Diputados de diversas fuerzas políticas han expresado su preocupación por el Plan Nacional de Reconstrucción del Gobierno, que abarca temas tributarios y de seguridad, tras su retraso en la Cámara de Diputados.
El ingreso del Plan Nacional de Reconstrucción, que originalmente estaba programado para el martes pasado, ha sido pospuesto por el Ejecutivo. Esta decisión se tomó para priorizar la discusión de iniciativas relacionadas con la violencia escolar, como la propuesta que permite revisar las mochilas de los estudiantes. Según reporta La Tercera, los ministros del Interior, Claudio Alvarado (UDI), y de la Secretaría General de la Presidencia, José García Ruminot (RN), habrían influido en esta postergación, a pesar de las intenciones del ministro de Hacienda, Jorge Quiroz (IND).

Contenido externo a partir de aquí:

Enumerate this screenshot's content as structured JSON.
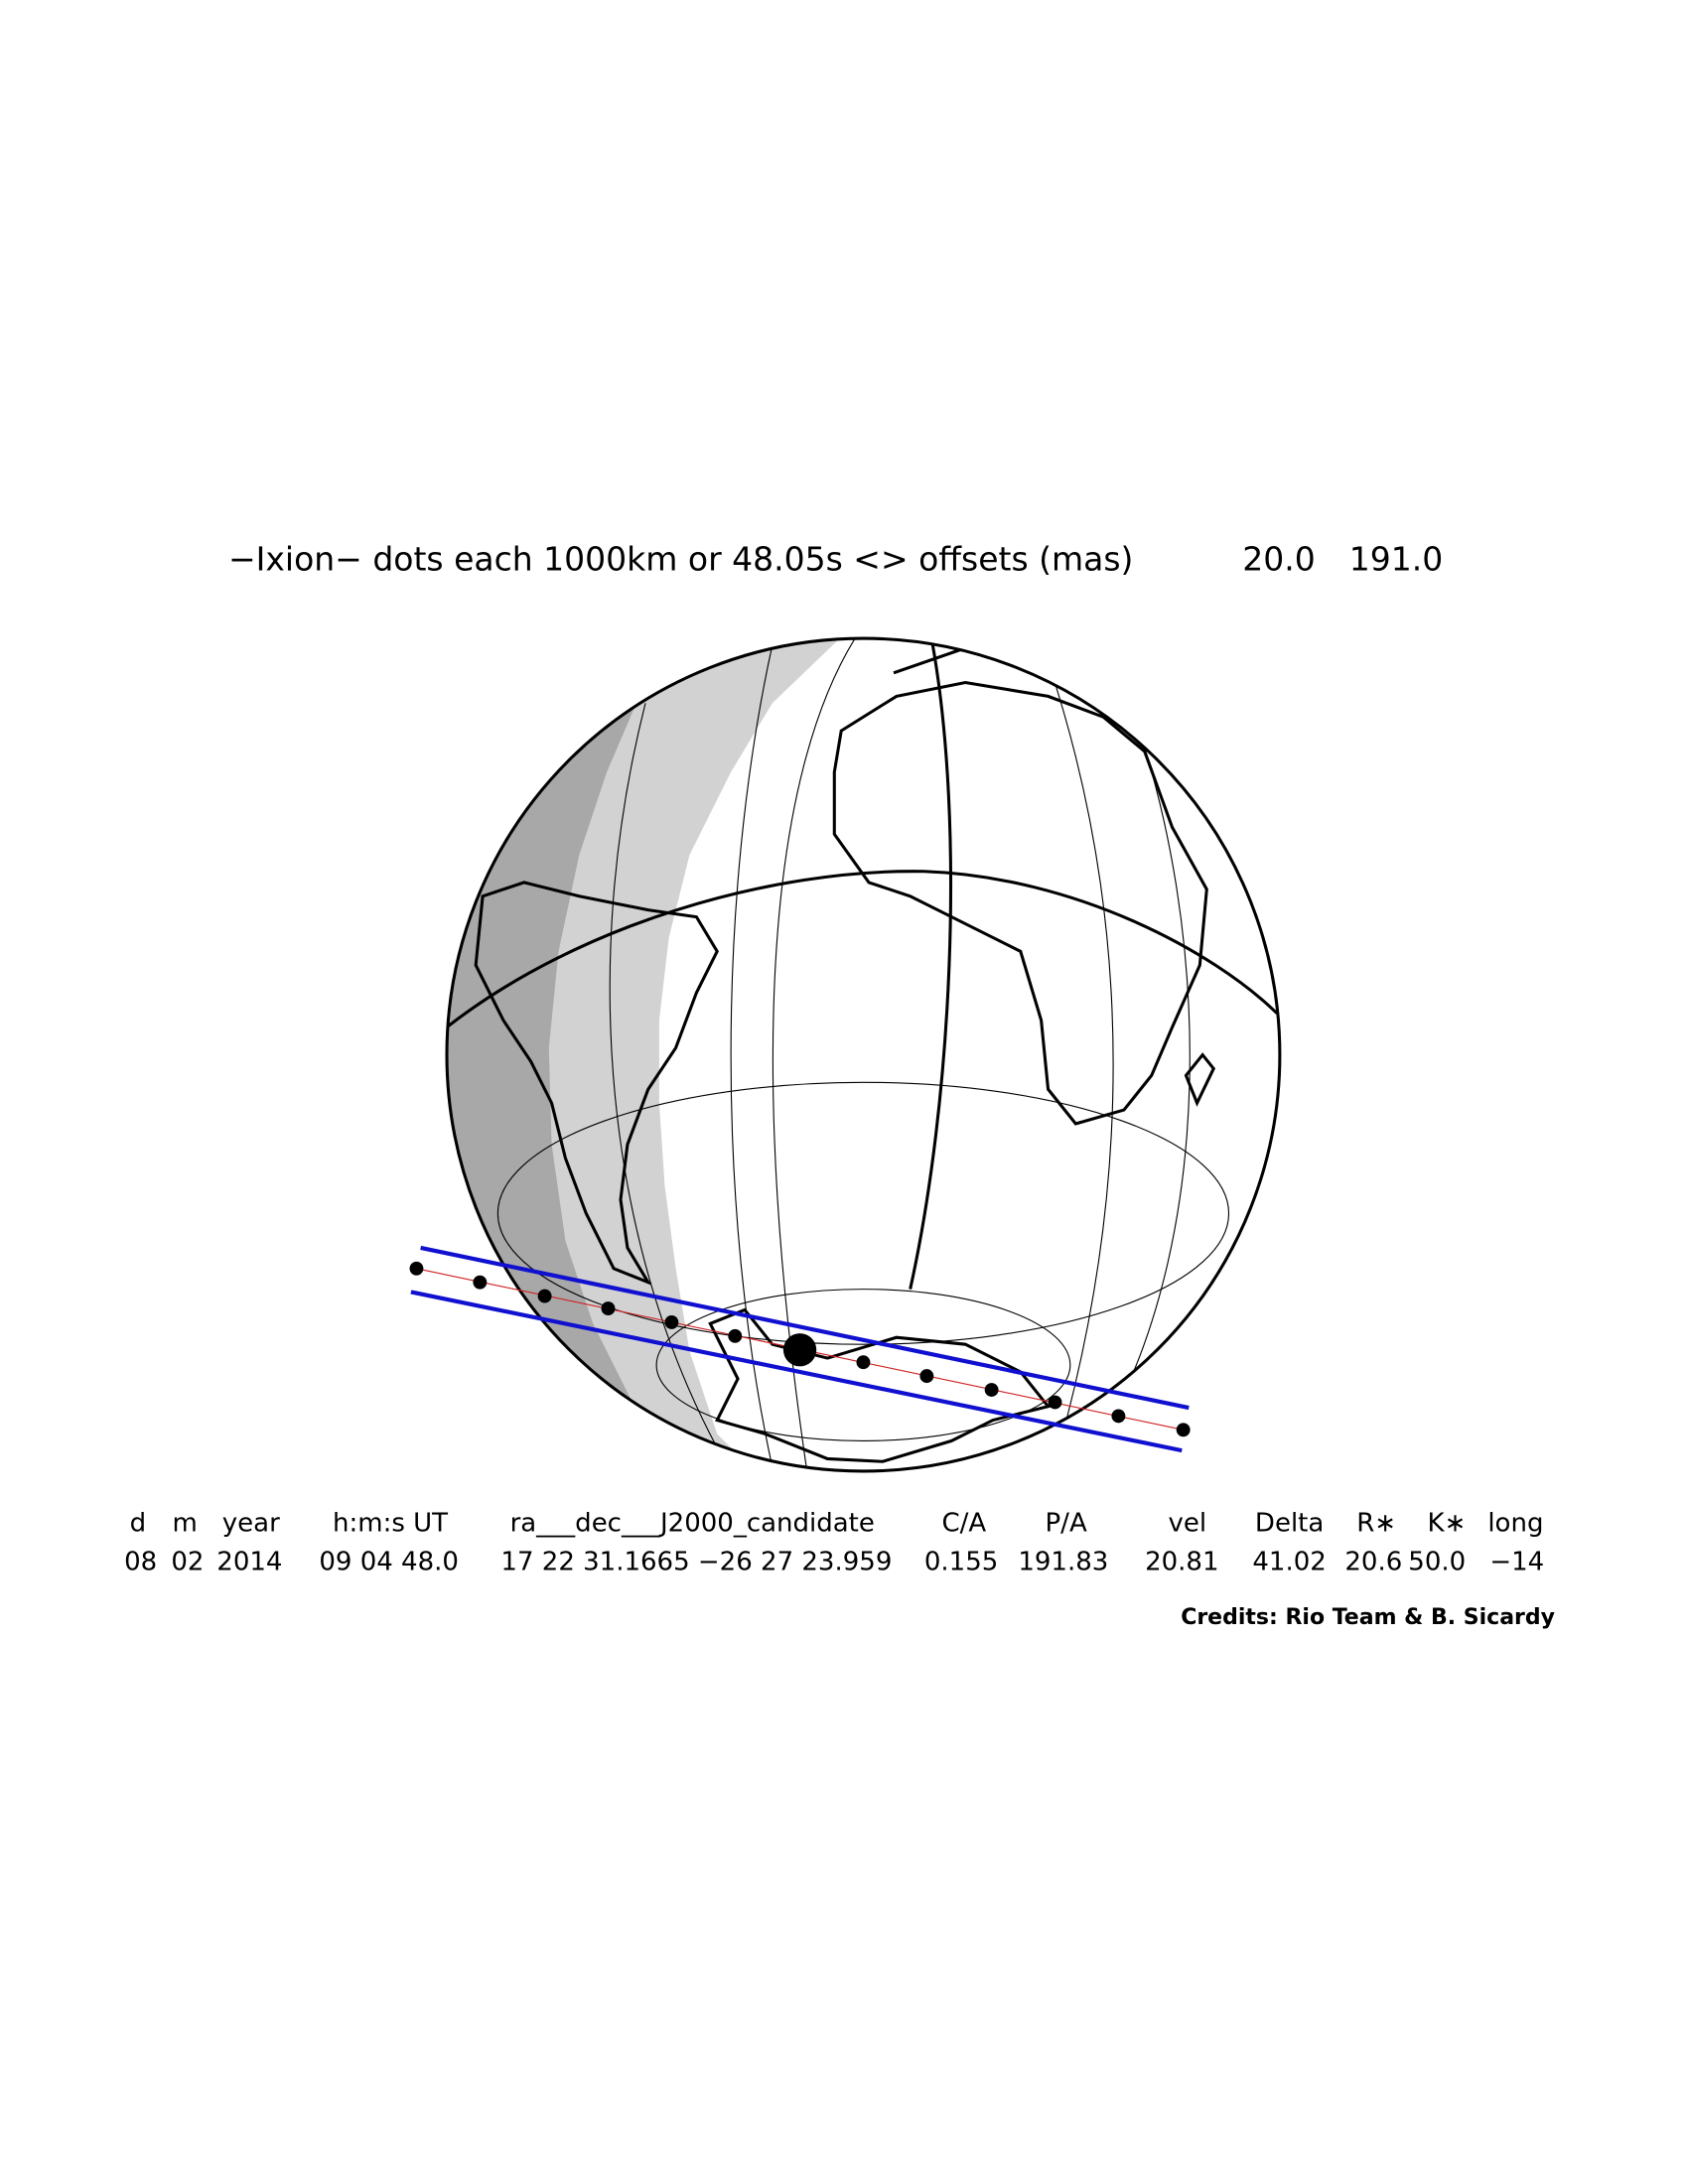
{
  "title": "−Ixion− dots each 1000km or 48.05s <> offsets (mas)",
  "offsets": [
    "20.0",
    "191.0"
  ],
  "table": {
    "header": [
      "d",
      "m",
      "year",
      "h:m:s UT",
      "ra___dec___J2000_candidate",
      "C/A",
      "P/A",
      "vel",
      "Delta",
      "R∗",
      "K∗",
      "long"
    ],
    "row": [
      "08",
      "02",
      "2014",
      "09 04 48.0",
      "17 22 31.1665 −26 27 23.959",
      "0.155",
      "191.83",
      "20.81",
      "41.02",
      "20.6",
      "50.0",
      "−14"
    ]
  },
  "credits": "Credits: Rio Team & B. Sicardy"
}
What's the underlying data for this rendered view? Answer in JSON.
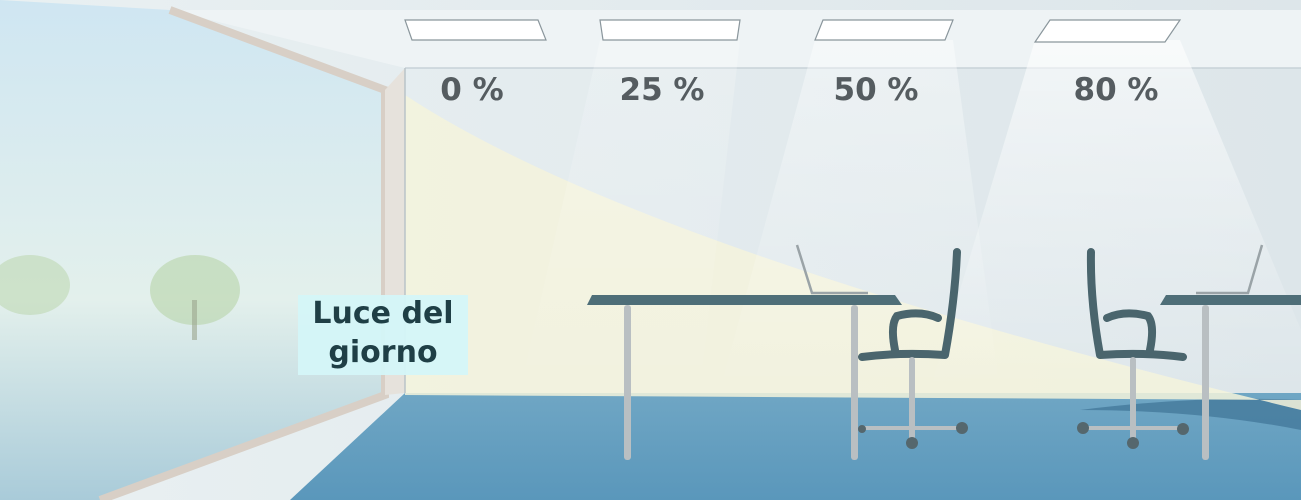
{
  "lamps": [
    {
      "label": "0 %"
    },
    {
      "label": "25 %"
    },
    {
      "label": "50 %"
    },
    {
      "label": "80 %"
    }
  ],
  "daylight": {
    "lines": [
      "Luce del",
      "giorno"
    ]
  }
}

Alvarado, en su calidad de vicepresidente del comité político, argumentó que la decisión busca fortalecer el trabajo prelegislativo con las bancadas para evitar descoordinaciones dentro del oficialismo. El proyecto, que incluye más de 40 medidas de diversas índoles, ha suscitado críticas, especialmente desde la derecha. El Partido Nacional Libertario, que se autodenomina como una “oposición amigable”, se opone a la inclusión de medidas económicas y de seguridad en un solo proyecto, argumentando que “las leyes misceláneas violentan principios establecidos en la Constitución”, según su presidente, Johannes Kaiser.
La presidenta del Partido Social Cristiano, Sara Concha, también se mostró a favor de discutir algunas medidas por separado, enfatizando la importancia de que la ley tenga un impacto real en la vida de las personas, generando empleo y dinamizando la economía local.
Diego Schalper, jefe de bancada de Renovación Nacional, aunque comprometido con el proyecto, reconoció la necesidad de reflexionar sobre su contenido y socializarlo con diferentes sectores, incluyendo la oposición. Por su parte, Guillermo Ramírez, presidente de la UDI, sugirió renombrar el proyecto como “de reactivación económica” para evitar confusiones con la reconstrucción tras desastres naturales.
Desde el Partido de la Gente, su jefe de bancada, Juan Marcelo Valenzuela, propuso que el proyecto incluya medidas prioritarias como la reactivación del Fondo de Utilidades Tributables (FUT) y la eliminación temporal del IVA en la vivienda, así como en medicamentos y productos de primera necesidad.
El Ejecutivo también ha buscado el apoyo de la Democracia Cristiana, con reuniones entre sus miembros y el ministro García, quienes han expresado su deseo de ser incluidos en el proceso legislativo. Sin embargo, la oposición ha criticado tanto el enfoque misceláneo del proyecto como algunas de sus medidas tributarias.
La presidenta del Partido Socialista, Paulina Vodanovic, manifestó que el Gobierno no ha socializado adecuadamente la iniciativa, lo que podría afectar los derechos de las personas y la recaudación fiscal. El diputado Boris Barrera (PC) acusó al Ejecutivo de intentar implementar una reforma tributaria estructural a través de este proyecto, que combina múltiples iniciativas en un solo marco legislativo.
El Plan Nacional de Reconstrucción contempla una inversión de 2.500 millones de dólares y la construcción de más de 14,000 viviendas a lo largo de 45 años, lo que lo convierte en un proyecto de gran envergadura y relevancia para el país.